Meet the new Water Research Commission CEO | Infrastructure news

Dr Jennifer Molwantwa’s first interaction with the Water Research Commission (WRC) was in the 1990s as a Rhodes University student working on a WRC-funded project within the university’s Environmental Biotechnology Research Unit. Today, she is the first black woman to head the WRC.

With a PhD in Biotechnology, majoring in mine-water treatment, Molwantwa is a registered professional natural scientist with the South African National Council for Scientific Professions. She has been an active member of WISA since 2004, as well as the recipient of the WISA Mine Water Division Best Paper Presented by a Student (2004) and the Excellence in Research Award for a Young Scientist (2006). Jennifer was also instrumental in the establishment of the WISA YWP network in 2006.

Her career started at Pulles Howard & de Lange (later incorporated into Golder Associates Africa) as a research assistant and then water resource consultant, before joining Digby Wells Environmental as a unit manager. She joined the WRC in 2014 as a research manager responsible for water resource quality prior to being appointed executive: Water Resource Management at the Inkomati-Usuthu Catchment Management Agency, where she served for five years (2016 to 2022).

Molwantwa has previously also served on the Council of the University of KwaZulu-Natal where she also represented Council on Senate. She currently serves on the boards of the Water Institute of Southern Africa (WISA) and the Environmental Assessment Practitioners Association of South Africa, and is a member of the Department of Fisheries Forestry and Environment subcommittee for the development of the National Implementation Plan for chemicals management.

One of her biggest career highlights happened in 2010 when she was selected as one of the 26 commissioners to serve on the National Planning Commission headed by then Minister in the Presidency.
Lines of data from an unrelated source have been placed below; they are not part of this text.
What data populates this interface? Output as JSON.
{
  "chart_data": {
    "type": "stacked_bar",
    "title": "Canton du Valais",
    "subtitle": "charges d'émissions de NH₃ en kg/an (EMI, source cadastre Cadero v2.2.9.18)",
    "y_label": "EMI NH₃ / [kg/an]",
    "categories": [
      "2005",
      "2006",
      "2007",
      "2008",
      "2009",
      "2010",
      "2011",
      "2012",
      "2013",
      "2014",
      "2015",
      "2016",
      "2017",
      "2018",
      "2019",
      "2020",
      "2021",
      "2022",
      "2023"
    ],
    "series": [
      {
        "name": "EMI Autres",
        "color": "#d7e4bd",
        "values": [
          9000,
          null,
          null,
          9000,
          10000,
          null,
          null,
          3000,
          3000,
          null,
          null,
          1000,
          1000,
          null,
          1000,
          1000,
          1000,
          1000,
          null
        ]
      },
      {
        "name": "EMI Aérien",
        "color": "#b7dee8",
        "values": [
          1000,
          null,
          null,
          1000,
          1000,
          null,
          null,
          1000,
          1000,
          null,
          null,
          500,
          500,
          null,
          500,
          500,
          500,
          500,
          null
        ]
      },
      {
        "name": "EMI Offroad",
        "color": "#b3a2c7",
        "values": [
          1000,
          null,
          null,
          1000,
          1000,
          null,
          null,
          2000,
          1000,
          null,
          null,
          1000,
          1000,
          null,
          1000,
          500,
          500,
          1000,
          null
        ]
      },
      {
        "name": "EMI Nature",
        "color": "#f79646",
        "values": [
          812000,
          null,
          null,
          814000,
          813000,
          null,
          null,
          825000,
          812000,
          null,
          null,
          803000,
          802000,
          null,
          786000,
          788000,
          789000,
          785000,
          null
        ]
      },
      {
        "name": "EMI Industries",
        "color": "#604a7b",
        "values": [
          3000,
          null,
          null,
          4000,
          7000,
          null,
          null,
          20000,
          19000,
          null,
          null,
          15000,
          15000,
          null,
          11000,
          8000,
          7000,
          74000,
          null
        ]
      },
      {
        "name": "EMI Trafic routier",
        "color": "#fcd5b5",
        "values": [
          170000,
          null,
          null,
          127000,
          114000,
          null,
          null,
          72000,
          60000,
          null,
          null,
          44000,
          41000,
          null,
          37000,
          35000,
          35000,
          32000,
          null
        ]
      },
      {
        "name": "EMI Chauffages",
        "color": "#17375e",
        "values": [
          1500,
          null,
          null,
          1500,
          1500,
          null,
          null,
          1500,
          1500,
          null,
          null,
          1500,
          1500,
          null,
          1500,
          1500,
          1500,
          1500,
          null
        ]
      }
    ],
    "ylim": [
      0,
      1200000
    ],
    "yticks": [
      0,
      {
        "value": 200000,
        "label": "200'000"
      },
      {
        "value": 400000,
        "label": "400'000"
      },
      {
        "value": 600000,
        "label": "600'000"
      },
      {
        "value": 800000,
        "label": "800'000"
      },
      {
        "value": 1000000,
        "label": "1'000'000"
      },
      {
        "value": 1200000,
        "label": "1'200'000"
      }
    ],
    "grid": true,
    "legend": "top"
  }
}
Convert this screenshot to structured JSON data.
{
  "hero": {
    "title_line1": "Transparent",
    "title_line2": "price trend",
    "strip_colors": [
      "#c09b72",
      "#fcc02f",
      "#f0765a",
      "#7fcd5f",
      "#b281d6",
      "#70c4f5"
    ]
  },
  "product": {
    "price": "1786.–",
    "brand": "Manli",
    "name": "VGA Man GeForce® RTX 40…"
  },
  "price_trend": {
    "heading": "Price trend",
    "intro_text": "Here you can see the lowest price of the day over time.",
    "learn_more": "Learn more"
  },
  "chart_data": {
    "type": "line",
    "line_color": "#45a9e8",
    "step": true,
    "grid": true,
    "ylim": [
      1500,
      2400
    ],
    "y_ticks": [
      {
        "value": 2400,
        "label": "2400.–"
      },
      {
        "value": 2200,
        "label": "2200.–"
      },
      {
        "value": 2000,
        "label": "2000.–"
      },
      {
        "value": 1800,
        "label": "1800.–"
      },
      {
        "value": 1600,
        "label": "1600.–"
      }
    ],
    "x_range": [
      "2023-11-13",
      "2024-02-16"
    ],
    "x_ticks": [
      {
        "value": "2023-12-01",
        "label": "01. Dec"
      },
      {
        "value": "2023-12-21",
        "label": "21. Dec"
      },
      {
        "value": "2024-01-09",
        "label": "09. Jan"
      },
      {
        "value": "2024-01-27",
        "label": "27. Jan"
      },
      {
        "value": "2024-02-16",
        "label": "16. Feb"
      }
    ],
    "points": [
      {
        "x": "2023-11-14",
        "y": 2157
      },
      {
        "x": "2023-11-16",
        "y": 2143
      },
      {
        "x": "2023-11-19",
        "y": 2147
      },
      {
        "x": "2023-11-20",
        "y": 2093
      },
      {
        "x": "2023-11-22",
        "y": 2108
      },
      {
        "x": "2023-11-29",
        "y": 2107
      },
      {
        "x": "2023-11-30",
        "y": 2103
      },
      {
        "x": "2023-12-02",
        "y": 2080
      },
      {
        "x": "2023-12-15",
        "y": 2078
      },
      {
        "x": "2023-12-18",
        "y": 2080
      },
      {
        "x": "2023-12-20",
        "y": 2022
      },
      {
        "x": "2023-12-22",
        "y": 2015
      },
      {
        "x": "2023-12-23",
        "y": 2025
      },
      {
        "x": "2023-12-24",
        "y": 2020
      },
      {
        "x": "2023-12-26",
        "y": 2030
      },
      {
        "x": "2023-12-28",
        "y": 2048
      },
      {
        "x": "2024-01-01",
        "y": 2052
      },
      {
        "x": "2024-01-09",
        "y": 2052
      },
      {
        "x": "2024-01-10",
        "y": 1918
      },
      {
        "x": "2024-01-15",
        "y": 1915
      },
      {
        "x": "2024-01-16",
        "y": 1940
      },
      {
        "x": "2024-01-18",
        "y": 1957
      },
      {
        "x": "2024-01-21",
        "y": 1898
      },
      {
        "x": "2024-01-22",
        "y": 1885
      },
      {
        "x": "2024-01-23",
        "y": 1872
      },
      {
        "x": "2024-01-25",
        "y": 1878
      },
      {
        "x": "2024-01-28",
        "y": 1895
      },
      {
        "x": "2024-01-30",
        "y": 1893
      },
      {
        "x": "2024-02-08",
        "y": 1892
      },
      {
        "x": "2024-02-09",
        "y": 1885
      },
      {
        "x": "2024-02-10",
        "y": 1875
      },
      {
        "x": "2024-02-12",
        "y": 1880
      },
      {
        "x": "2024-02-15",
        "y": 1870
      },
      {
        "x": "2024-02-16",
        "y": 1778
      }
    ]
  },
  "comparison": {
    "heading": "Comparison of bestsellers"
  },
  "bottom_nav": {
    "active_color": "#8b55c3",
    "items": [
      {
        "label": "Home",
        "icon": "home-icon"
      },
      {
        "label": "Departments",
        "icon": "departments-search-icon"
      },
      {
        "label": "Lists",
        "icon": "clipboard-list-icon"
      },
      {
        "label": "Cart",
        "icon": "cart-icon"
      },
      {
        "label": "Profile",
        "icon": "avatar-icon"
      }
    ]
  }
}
This part-time position entailed planning for the future of South Africa for the next 20 years, where the Vision 2030 for the country and the National Development Plan were developed.

Plans for the future

The WRC will continue on its path of excellence, and we plan to take it to even greater heights. I will focus on increasing the relevance and responsiveness of the WRC to the needs of people with no access to water and sanitation. We will continue to address the length and breadth of issues within the water and sanitation sector, and embrace innovation and technology that is fit for purpose. The uptake of research innovation and technology by the water sector and government is our primary focus in the short to medium term. It is important that the WRC remains a relevant body that adds value to this sector and uses all funding as efficiently as possible. Levy payers should feel the benefit of their investment in the WRC, and all spheres of government – particularly through the District Development Model – should benefit from our research. The WRC will continue to focus on supporting the Department of Water and Sanitation (DWS) in addressing challenges within the sector,” says Molwantwa.

Applied research is vitally important to the WRC, and several technology transfer demonstrations have been implemented. There is a memorandum of understanding between the Department of Science and Innovation (DSI) and the WRC, whereby many technology assessments in the water space are funded by the DSI and are successfully brought to the South African market once they pass the demonstration phase. This is the space where the entrepreneurial support for water sector innovation and technology is evident.

“There is a host of ongoing WRC projects that I am excited about – ranging from dam siltation management, hydropower and water efficiency in the agricultural sector, to low-flush sanitation, non-revenue water, climate change adaptation from a water perspective and riverine management, to name a few,” states Molwantwa. “We have to support government in an integrated approach to disaster management through early warning systems in collaboration with the South African Weather Service, and ministries like CoGTA and the DWS. The three key disasters that require our serious leadership and attention include floods/droughts, water/food security, and water pollution.”

According to Molwantwa, research is a competitive space, and there is always a possibility that research can be duplicated by two different institutions. “There needs to be an assessment of the status quo of water research in South Africa, following which resources can be pooled and research gaps identified. We do not always have to reinvent the wheel.

“Research is about finding solutions and having a futuristic attitude. We need to build capacity in schools and cultivate talent in young students. There are many young women working within the water research space, and this is encouraging in a democracy as young as South Africa. However, we must be consciously intentional about creating more pools of women to lead in science and technology,” she adds.

Molwantwa’s wish for the water sector

“I believe that there should be an act that legislates water from source to tap and treats water as the precious resource it is. While it is a human need and right, the population must be educated on its finality, the true cost of access and the respect that must be given in terms of quality and quantity. When I was a child visiting my grandmother’s house, water had to be collected at a communal borehole. Food could not be cooked, and clothes and bodies could not be washed unless a container of water was collected at the borehole. Water was treasured by everyone living there. I would like everyone to value water; there needs to be an emphasis on educating communities on water, starting with the scholars. The term ‘wastewater’ should be abolished,” she concludes.